Claire’s very special playdate
When Claire was four months old, she was diagnosed with an extremely rare genetic eye condition called sporadic aniridia. Basically what it means is that she was born without irises (the colored part of the eye). Her eyes are black with all pupil. The gene on the 11th chromosome that forms the iris skipped sporadically (meaning that Brant and I didn’t pass it on to her) when she was developing in utero. I was relieved to learn that it happened sporadically and that it wasn’t anything I ate, or didn’t eat that may have caused it. (Mom guilt at it’s finest) Her eyes are really healthy, and she has good vision she just has extreme light sensitivity, since the iris controls how much light enters the eye, and she doesn’t have any. (Hence the adorable sunglasses all the time). Other complications can arise with the condition, but so far we have been extremely lucky to have such a happy healthy little girl.
Before Claire was born, I had never heard of the condition, or even knew that it existed. Thanks to awesome sites like facebook, I was able to come in contact with other individuals with aniridia, and other mothers of children with aniridia. To my surprise, I found a mother of a little girl (only a year older than Claire) with aniridia locally! We decided to meet up and have a play date. It was an absolute joy meeting Sophie and her mother Meggin. It was so nice to sit and talk with another mom who can relate with similar experiences and feelings as I have had, and to compare notes with our kids. The condition is so rare so the support from another is so much appreciated. We both joked that we might burst into tears when we met each other and each other’s girls. Sophie and Claire had a blast playing, and we are grateful for the new friends.
Meggin and I just about died of cuteness watching these little girls play with their little sunglasses.

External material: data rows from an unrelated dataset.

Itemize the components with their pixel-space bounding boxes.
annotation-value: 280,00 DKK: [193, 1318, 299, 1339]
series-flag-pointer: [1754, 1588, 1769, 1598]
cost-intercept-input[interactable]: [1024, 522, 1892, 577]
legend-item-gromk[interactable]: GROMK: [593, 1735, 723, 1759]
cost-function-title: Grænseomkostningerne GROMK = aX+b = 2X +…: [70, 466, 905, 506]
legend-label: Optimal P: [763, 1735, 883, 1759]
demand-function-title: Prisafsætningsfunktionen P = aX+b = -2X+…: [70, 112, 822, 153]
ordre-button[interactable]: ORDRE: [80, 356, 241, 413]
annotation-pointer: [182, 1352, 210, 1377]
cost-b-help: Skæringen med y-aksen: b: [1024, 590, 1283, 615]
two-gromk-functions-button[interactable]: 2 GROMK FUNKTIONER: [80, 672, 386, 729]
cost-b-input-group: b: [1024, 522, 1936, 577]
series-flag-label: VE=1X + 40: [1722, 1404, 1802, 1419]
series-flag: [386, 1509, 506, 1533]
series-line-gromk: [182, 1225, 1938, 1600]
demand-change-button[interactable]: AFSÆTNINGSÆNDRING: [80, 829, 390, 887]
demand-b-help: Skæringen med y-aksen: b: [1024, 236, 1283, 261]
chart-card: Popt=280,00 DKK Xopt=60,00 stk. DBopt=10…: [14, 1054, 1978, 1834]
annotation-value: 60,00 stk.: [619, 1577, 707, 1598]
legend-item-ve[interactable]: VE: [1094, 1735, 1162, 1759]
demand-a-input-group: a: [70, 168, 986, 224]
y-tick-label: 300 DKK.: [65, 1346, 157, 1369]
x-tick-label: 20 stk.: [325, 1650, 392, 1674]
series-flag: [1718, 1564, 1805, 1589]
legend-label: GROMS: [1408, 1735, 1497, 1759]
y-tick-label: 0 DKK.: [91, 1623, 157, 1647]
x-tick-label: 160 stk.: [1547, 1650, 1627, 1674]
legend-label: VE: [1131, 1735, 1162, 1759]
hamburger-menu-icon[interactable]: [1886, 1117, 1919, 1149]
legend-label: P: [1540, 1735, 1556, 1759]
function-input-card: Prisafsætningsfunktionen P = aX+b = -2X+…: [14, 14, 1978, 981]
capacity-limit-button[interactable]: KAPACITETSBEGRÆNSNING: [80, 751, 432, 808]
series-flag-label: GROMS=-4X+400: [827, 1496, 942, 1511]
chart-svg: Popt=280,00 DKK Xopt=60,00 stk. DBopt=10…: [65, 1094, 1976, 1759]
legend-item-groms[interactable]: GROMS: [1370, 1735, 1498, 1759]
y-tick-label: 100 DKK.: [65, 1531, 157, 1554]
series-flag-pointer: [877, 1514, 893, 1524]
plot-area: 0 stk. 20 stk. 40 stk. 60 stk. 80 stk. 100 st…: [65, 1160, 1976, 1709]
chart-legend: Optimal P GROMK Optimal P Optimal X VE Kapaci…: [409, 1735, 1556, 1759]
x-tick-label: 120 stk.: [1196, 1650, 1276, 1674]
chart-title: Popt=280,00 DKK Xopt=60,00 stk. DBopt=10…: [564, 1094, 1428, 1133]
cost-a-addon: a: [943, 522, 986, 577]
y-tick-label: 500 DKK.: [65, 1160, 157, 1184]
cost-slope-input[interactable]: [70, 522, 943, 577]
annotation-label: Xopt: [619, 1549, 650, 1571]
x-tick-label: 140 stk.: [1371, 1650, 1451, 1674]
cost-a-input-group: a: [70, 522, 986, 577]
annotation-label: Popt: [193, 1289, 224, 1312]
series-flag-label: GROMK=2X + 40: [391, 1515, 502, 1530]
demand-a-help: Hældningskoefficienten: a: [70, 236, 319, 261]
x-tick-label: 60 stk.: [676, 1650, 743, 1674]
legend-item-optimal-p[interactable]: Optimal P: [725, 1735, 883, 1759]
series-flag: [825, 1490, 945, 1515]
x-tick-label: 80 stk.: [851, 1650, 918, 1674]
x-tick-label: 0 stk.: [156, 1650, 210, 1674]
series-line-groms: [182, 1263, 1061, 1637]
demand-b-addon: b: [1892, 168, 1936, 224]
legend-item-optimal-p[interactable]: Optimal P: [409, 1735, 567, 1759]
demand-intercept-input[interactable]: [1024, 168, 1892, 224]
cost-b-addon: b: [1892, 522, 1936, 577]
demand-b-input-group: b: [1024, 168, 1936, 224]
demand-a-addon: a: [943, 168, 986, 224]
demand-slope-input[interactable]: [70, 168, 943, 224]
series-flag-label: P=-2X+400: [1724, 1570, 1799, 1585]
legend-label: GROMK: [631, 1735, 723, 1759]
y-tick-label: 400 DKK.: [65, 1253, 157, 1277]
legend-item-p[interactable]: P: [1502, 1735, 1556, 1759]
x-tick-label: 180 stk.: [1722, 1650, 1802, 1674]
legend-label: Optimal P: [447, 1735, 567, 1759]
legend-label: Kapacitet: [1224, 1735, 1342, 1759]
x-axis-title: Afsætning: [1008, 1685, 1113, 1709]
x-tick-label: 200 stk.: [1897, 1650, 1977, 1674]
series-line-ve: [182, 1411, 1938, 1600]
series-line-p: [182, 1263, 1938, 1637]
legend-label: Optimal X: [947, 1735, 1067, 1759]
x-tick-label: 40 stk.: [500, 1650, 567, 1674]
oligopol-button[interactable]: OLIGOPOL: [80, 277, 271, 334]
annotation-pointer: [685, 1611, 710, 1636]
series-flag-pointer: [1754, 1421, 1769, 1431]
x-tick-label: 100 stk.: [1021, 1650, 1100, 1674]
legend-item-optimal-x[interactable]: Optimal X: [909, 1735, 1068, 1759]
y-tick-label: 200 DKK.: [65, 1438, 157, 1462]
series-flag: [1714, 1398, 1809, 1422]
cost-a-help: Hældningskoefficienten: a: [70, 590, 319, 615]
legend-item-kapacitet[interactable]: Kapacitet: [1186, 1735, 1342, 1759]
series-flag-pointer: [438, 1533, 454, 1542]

As odd as it sounds, it was fun to meet someone else with eyes just as black as Claire’s. I love these girls! They are so adorable! They had fun playing “monsters” and “making cakes” on the playground.
Lana Kopjar Jelacic
October 3, 2011at7:20 amDear Kate,
Its really amazing to hear such story! We live in Croatia and have a son with sporadic aniridia who is 19 months old. We haven’t heard of any other case of aniridia in our country and that really scare us.
Please if you have the time write to us we woul like to hear words of support.
Thank you,
Lana
Gigi Blandin
October 11, 2011at2:24 pmI don’t normally comment on blogs.. But nice post! I just bookmarked your site
Erika
October 13, 2011at11:30 amOh my gosh, I could just die of cuteness! How sweet! And how neat that you found someone in SLC to talk and relate to. That’s great!
Misty
August 25, 2014at9:12 pmHi Kate, THANK YOU for posting this! My 2 month old daughter Rebekah was just diagnosed with this condition today. We have been pretty heartbroken and right now I just feel numb not knowing what the future holds for her. I have been searching the internet for anything I can find on this disease and was happy to come across your blog. We also live in the SLC area and given how rare the condition is I was surprised to find someone else local who has experienced this. Anyway, I absolutely LOVE the pictures! I realize this was written a few years ago, but I am wondering if you still get together or if there are any meet ups? I would love any info you have.